The passport story is not over

November 23, 1992

According to the local legal grapevine, U.S. Attorney Richard Bennett is looking into the story out of Washington concerning State Department officials' probing of the passport files of Bill Clinton, his mother and Ross Perot. The passports were stored in a government facility in Suitland, Md., which is in Mr. Bennett's jurisdiction. The perusal of those files, the removal of some of them and the possible reporting of what was in them to unauthorized persons may well have been violations of federal law.

It is too soon to say whether illegalities did occur. Or didn't. But the U.S. attorney here ought to keep monitoring the situation (or start doing so if in fact he hasn't).

Everyone who has looked closely at this story agrees that what happened was completely improper.

State Department Inspector General Sherman Funk called it "very heinous." Acting Secretary of State Lawrence Eagleburger, though not personally implicated in any way, was so ashamed of what happened that he offered to resign.

Those are understandable reactions. Citizens have a right to know that the institutions of government are not abused for purely partisan political purposes. The people looking into those files were admittedly looking for political dirt.
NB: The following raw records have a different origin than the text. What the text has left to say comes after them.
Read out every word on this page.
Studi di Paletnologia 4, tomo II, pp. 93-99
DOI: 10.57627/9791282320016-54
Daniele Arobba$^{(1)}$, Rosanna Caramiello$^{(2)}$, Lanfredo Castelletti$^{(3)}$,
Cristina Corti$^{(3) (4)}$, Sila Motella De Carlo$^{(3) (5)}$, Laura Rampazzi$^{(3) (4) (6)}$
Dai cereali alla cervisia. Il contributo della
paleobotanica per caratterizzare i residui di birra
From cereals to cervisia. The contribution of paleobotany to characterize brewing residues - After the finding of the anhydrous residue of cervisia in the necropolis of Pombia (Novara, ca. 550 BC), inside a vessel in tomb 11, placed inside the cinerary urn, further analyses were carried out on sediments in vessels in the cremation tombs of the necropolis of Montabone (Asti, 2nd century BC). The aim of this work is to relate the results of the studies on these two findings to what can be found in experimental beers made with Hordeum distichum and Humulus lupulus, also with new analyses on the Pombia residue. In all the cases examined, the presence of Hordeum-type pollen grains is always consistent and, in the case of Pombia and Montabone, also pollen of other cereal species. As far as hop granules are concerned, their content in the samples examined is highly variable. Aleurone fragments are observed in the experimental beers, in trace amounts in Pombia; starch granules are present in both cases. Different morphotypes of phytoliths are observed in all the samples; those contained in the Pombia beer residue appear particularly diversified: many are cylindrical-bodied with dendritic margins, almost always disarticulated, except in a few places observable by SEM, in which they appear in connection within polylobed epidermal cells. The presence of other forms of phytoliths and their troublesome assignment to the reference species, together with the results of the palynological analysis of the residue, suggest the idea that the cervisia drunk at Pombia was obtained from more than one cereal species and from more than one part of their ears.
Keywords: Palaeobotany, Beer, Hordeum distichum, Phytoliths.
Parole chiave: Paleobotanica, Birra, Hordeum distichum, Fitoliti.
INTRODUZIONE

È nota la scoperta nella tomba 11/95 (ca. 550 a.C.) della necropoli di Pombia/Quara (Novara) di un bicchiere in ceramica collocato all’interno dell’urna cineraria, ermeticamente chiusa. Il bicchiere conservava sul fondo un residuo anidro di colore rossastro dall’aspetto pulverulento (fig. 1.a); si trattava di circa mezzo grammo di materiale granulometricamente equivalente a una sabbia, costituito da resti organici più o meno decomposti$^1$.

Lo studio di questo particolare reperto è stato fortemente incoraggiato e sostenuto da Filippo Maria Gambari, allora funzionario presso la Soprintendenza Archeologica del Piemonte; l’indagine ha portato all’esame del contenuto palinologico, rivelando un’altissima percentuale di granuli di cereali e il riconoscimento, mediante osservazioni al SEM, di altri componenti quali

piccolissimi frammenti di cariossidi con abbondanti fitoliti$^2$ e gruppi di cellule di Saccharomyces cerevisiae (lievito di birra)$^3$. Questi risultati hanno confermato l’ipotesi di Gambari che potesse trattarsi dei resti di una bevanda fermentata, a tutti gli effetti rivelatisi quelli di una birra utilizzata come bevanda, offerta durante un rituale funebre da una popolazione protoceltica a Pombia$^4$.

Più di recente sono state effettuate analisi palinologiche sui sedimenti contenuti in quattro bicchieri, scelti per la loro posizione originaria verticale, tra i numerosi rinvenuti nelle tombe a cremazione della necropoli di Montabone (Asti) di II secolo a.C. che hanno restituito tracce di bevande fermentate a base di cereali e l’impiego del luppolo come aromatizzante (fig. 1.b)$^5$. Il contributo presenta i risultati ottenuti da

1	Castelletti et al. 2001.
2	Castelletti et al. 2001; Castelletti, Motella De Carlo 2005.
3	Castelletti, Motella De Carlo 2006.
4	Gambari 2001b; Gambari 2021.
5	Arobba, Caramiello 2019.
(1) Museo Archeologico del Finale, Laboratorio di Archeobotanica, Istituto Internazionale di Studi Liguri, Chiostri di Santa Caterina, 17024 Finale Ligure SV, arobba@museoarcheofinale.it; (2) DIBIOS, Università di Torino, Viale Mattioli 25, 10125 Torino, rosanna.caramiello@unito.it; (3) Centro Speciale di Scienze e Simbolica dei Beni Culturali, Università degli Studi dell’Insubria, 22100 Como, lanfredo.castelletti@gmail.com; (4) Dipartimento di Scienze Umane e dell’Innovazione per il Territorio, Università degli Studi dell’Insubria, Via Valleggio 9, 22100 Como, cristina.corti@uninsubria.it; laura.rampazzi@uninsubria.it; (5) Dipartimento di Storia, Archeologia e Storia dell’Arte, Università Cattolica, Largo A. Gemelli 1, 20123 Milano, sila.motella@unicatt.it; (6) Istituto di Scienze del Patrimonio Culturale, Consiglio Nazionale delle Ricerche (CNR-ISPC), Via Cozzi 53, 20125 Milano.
If an administration can get away with this, no one's privacy is secure. More people than just the Clintons and Mr. Perot were harmed by this nasty business.

On the basis of a State Department probe, neither Mr. Eagleburger nor Mr. Funk believes there were crimes committed. But that probe was not a criminal investigation. It left a lot of stones unturned and witnesses and potential culprits unpressured.

Congress promises further inquiries, but not apparently into the issue of criminality. That leaves it up to the Justice Department, either in the District of Columbia or Maryland. Our own preference would be the latter, away from the political hothouse environment of the national capital.

Mr. Funk says he is convinced the White House did not direct the search of the passports, but he seems to believe it acquiesced in it at the very highest staff level. If high-ranking members of the president's staff were involved in the search of confidential and private passport files for political purposes, they almost certainly crossed the line into illegal behavior.